Infertility is a heartbreaking situation for any couple. Despite best efforts, a successful pregnancy is sometimes impossible to obtain, causing significant emotional pain and stress. If you are battling infertility, you should be aware that there are a number of common causes.
Female infertility. According to the Mayo Clinic, around a third of all infertility cases can be attributed to the female partner. There are a range of different causes for female infertility, but most commonly, these include:
- Endometriosis — This is a condition in which the endometrial tissue grows outside the uterus. Laparoscopic surgery can be conducted to remove the abnormal tissue.
- Ovulation problems — A number of problems can prevent the release of an egg from the ovary, but most are caused by hormonal issues.
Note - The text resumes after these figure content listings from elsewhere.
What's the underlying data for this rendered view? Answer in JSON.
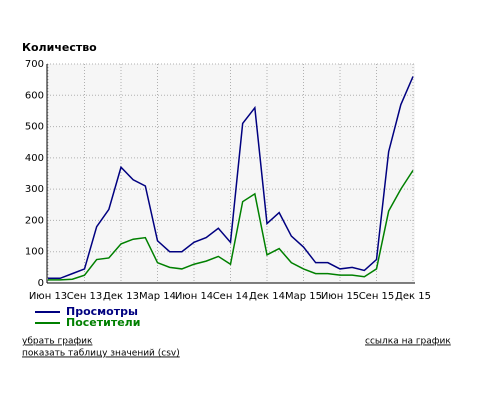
{
  "chart_data": {
    "type": "line",
    "title": "Количество",
    "categories": [
      "Июн 13",
      null,
      null,
      "Сен 13",
      null,
      null,
      "Дек 13",
      null,
      null,
      "Мар 14",
      null,
      null,
      "Июн 14",
      null,
      null,
      "Сен 14",
      null,
      null,
      "Дек 14",
      null,
      null,
      "Мар 15",
      null,
      null,
      "Июн 15",
      null,
      null,
      "Сен 15",
      null,
      null,
      "Дек 15"
    ],
    "series": [
      {
        "name": "Просмотры",
        "color": "#000080",
        "values": [
          15,
          15,
          30,
          45,
          180,
          235,
          370,
          330,
          310,
          135,
          100,
          100,
          130,
          145,
          175,
          130,
          510,
          560,
          190,
          225,
          150,
          115,
          65,
          65,
          45,
          50,
          40,
          75,
          420,
          570,
          660
        ]
      },
      {
        "name": "Посетители",
        "color": "#008000",
        "values": [
          10,
          10,
          12,
          25,
          75,
          80,
          125,
          140,
          145,
          65,
          50,
          45,
          60,
          70,
          85,
          60,
          260,
          285,
          90,
          110,
          65,
          45,
          30,
          30,
          25,
          25,
          20,
          45,
          230,
          300,
          360
        ]
      }
    ],
    "ylim": [
      0,
      700
    ],
    "yticks": [
      0,
      100,
      200,
      300,
      400,
      500,
      600,
      700
    ],
    "grid": true
  },
  "links": {
    "remove": "убрать график",
    "link": "ссылка на график",
    "table": "показать таблицу значений (csv)"
  }
}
These issues can commonly be addressed with ovulation-stimulating drugs.
- Polycystic ovary syndrome (PCOS) — This is a condition whereby the body produces too much of the hormone androgen, which causes problems ovulating. This can sometimes be addressed with drugs, hormone therapy or in vitro fertilization (IVF).
Male infertility. The Mayo Clinic also outlines that around a third of infertility cases are caused by problems solely from the male. These include:
- Sperm problems — Problems with the testicles, genetic defects or serious infections can all inhibit the male's capability to produce sperm. Fertility drugs can boost the production of sperm, while artificial insemination can increase the possibility of a successful fertilization.
- Tube blockages — The vas deferensor epididymis are the tubes that transport fertile sperm. Varicose veins in the testicles can often cause tube blockages, preventing successful sperm transportation. Surgery is normally required to address this.
Issues with both partners. The remaining third of all cases is attributed to problems with both partners or with problems that cannot be diagnosed. This can further complicate the situation, as it may be very difficult to identify what is causing the infertility. While the range of treatments is improving all the time, it is possible that for reasons that cannot be explained, some couples will simply never be able to conceive a child.